Matt Powledge

Current position
- Title: Defensive coordinator
- Team: North Texas
- Conference: American

Biographical details
- Born: March 31, 1987 (age 39) Huntsville, Texas, U.S.

Playing career
- 2005–2009: Sam Houston State
- Position: Fullback

Coaching career (HC unless noted)
- 2010: Southeastern Louisiana (GA)
- 2011: Southeastern Louisiana (TE)
- 2012: Northwestern State (RB)
- 2013: Kentucky (GA)
- 2014–2015: Sam Houston State (STC/RB)
- 2016–2017: Louisiana–Monroe (STC/TE)
- 2018–2019: Louisiana (STC/OLB)
- 2020–2021: Baylor (STC/S)
- 2022: Oregon (co-DC)
- 2023–2025: Baylor (DC/S)
- 2026–present: North Texas (DC)

= Matt Powledge =

American football player and coach (born 1987)

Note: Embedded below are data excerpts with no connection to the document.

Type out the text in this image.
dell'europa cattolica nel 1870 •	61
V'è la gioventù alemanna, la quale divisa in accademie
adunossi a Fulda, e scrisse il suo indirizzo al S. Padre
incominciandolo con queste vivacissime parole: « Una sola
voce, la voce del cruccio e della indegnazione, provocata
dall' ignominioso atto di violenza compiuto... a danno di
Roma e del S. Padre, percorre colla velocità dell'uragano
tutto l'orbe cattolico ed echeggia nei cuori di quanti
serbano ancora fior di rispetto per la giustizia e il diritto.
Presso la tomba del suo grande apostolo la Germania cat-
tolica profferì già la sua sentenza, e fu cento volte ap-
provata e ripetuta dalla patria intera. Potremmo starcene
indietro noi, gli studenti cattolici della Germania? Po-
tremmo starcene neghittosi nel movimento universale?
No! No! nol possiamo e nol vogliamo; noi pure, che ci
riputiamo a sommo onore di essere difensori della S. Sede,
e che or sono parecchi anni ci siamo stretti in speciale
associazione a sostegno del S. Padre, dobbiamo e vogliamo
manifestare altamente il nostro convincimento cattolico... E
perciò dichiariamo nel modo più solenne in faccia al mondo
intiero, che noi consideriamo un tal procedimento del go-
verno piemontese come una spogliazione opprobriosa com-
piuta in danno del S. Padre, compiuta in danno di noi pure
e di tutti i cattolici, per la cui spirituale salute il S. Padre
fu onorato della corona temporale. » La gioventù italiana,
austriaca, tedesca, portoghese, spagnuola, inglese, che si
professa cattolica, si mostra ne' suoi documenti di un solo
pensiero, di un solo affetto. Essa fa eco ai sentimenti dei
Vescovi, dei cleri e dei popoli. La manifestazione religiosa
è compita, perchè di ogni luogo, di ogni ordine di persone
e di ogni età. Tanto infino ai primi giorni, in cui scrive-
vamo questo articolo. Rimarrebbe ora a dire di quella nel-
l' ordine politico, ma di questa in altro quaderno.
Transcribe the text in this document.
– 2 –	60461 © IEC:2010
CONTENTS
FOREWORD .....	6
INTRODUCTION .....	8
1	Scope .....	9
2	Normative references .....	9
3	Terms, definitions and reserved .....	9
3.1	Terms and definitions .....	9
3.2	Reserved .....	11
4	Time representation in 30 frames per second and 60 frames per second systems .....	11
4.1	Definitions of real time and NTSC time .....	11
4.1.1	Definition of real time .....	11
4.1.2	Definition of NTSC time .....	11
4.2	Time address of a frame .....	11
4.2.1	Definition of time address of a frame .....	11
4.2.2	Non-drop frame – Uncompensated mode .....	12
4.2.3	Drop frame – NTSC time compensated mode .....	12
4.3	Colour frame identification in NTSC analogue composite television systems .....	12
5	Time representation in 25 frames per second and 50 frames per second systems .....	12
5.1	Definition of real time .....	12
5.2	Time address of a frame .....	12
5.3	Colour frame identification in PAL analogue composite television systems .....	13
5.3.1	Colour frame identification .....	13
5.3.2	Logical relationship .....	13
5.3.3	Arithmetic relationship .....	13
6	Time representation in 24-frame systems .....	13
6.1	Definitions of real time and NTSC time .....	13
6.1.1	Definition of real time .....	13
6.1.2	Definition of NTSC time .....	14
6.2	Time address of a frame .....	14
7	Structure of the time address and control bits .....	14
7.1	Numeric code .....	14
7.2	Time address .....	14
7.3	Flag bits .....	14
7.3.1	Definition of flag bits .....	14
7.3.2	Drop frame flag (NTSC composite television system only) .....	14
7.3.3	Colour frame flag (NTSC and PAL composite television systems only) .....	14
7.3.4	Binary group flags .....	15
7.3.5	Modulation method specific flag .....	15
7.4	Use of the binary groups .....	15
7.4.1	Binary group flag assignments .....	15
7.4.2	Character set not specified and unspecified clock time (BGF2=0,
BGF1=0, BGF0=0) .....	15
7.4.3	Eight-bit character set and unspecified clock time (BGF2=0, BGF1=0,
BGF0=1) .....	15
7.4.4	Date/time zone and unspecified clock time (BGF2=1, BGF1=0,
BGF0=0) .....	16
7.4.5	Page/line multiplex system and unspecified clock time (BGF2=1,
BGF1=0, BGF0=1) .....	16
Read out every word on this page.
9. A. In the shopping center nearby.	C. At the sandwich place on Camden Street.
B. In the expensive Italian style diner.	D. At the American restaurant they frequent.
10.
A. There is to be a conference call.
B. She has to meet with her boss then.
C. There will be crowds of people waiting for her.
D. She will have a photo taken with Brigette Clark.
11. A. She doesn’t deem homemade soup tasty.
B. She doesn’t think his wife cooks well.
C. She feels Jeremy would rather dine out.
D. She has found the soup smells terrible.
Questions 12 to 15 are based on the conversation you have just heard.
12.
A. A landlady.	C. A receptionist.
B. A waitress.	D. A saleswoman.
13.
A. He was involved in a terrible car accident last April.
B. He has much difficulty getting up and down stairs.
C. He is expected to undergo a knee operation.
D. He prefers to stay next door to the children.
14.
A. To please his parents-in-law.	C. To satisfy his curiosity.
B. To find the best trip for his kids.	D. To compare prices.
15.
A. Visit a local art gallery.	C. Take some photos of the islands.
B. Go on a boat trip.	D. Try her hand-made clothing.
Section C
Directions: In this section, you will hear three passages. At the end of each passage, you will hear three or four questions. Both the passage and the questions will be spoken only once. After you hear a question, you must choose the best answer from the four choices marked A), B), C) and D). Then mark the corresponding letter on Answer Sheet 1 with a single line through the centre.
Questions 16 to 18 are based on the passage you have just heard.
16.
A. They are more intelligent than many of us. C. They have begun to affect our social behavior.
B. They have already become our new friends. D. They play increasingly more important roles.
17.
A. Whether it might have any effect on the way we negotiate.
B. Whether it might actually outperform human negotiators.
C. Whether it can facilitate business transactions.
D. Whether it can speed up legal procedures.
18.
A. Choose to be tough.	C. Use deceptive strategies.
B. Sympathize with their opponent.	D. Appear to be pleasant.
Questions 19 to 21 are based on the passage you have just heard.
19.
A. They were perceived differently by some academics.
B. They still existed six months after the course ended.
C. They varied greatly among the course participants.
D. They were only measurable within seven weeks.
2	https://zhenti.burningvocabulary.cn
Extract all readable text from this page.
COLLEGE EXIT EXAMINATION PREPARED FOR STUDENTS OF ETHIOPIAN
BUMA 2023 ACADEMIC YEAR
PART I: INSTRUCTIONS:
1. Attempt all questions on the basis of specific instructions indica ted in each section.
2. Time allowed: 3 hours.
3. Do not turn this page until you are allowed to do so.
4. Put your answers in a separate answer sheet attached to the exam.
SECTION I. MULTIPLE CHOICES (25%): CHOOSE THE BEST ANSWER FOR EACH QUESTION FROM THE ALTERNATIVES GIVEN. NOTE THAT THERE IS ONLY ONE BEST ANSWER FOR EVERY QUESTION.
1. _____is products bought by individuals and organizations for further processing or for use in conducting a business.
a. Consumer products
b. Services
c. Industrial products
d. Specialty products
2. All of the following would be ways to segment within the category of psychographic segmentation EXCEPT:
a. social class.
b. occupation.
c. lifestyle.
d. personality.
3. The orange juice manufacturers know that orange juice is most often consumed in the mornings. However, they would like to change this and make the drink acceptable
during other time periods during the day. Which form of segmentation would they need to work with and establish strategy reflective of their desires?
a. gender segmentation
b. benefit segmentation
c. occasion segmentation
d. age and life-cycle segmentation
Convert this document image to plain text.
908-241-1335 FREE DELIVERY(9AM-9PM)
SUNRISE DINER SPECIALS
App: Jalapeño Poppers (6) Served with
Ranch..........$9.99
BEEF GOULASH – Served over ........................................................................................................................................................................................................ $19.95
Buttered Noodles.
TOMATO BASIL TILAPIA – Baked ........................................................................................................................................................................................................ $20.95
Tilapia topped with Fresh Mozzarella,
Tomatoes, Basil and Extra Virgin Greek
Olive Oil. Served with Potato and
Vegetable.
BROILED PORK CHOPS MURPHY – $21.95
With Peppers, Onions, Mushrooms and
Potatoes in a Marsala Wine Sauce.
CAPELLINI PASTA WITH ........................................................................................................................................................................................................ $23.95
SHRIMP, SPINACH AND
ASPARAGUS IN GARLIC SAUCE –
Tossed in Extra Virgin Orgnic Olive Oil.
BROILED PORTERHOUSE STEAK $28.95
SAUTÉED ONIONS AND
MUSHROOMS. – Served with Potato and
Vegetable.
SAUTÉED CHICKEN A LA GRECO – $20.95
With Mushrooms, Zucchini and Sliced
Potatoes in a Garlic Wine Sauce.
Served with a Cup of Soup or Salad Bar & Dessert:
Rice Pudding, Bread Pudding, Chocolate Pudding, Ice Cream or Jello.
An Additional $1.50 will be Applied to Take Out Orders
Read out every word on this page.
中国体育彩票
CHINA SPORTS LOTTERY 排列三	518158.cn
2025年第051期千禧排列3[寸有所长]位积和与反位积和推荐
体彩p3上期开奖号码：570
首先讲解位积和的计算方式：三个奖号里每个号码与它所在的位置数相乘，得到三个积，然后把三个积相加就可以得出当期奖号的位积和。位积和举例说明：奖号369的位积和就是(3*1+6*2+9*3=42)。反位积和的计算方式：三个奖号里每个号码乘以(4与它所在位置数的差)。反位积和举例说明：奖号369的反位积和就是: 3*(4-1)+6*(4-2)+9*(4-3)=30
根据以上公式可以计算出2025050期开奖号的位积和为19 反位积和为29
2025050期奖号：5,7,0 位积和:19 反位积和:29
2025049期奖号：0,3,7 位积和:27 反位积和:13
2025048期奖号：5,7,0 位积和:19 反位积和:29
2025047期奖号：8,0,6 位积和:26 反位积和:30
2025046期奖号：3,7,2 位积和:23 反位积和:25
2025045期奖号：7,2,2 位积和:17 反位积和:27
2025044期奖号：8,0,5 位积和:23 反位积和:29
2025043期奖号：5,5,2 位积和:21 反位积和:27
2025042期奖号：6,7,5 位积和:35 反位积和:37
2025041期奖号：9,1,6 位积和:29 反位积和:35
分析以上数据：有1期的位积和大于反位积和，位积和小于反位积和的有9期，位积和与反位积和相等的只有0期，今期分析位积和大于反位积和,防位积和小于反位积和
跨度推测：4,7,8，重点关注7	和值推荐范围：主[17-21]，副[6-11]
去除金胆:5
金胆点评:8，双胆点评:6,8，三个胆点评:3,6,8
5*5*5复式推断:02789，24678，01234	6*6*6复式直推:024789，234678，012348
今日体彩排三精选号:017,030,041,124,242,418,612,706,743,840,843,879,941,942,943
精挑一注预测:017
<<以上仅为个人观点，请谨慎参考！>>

Matthew Powledge (born March 31, 1987) is an American college football coach and former player who is currently the defensive coordinator for North Texas. He previously served as the defensive coordinator for Baylor from 2023 to 2025.

Powledge played college football at Sam Houston State University as a fullback from 2005 to 2009. Prior to his tenure at Oregon, he held various assistant coaching positions at Southeastern Louisiana University, Northwestern State University, the University of Kentucky, Sam Houston State University, the University of Louisiana–Monroe and Baylor University.

==Early life and education==
A native of Huntsville, Texas, Powledge played fullback at Sam Houston State University from 2005 to 2009 and was an all-Southland honoree as a junior and a team captain as a senior. Powledge earned his bachelor's degree at Sam Houston State University in kinesiology in 2009 and his master's degree in sports management at Southeastern Louisiana University in 2011.

==Coaching career==
In 2010, Powledge began his coaching career as a graduate assistant at Southeastern Louisiana University under head coach Mike Lucas. In 2011, Powledge was promoted to tight ends coach.

In 2012, Powledge was hired by Northwestern State University as their running backs coach.

In 2013, Powledge joined the University of Kentucky as a graduate assistant under head coach Mark Stoops.

In 2014, Powledge returned to his alma mater Sam Houston State University as their special teams coordinator and running backs coach.

In 2016, Powledge joined the University of Louisiana–Monroe (ULM) as their special teams coordinator and tight ends coach.

In 2018, Powledge was hired as the special teams coordinator and outside linebackers coach at the University of Louisiana at Lafayette under head coach Billy Napier.

On February 11, 2020, Powledge joined Baylor University as their special teams coordinator and safeties coach under head coach Dave Aranda.

On December 17, 2021, Powledge was hired as the co-defensive coordinator at the University of Oregon under head coach Dan Lanning.

On December 29, 2022, Powledge was hired as the defensive coordinator at Baylor University.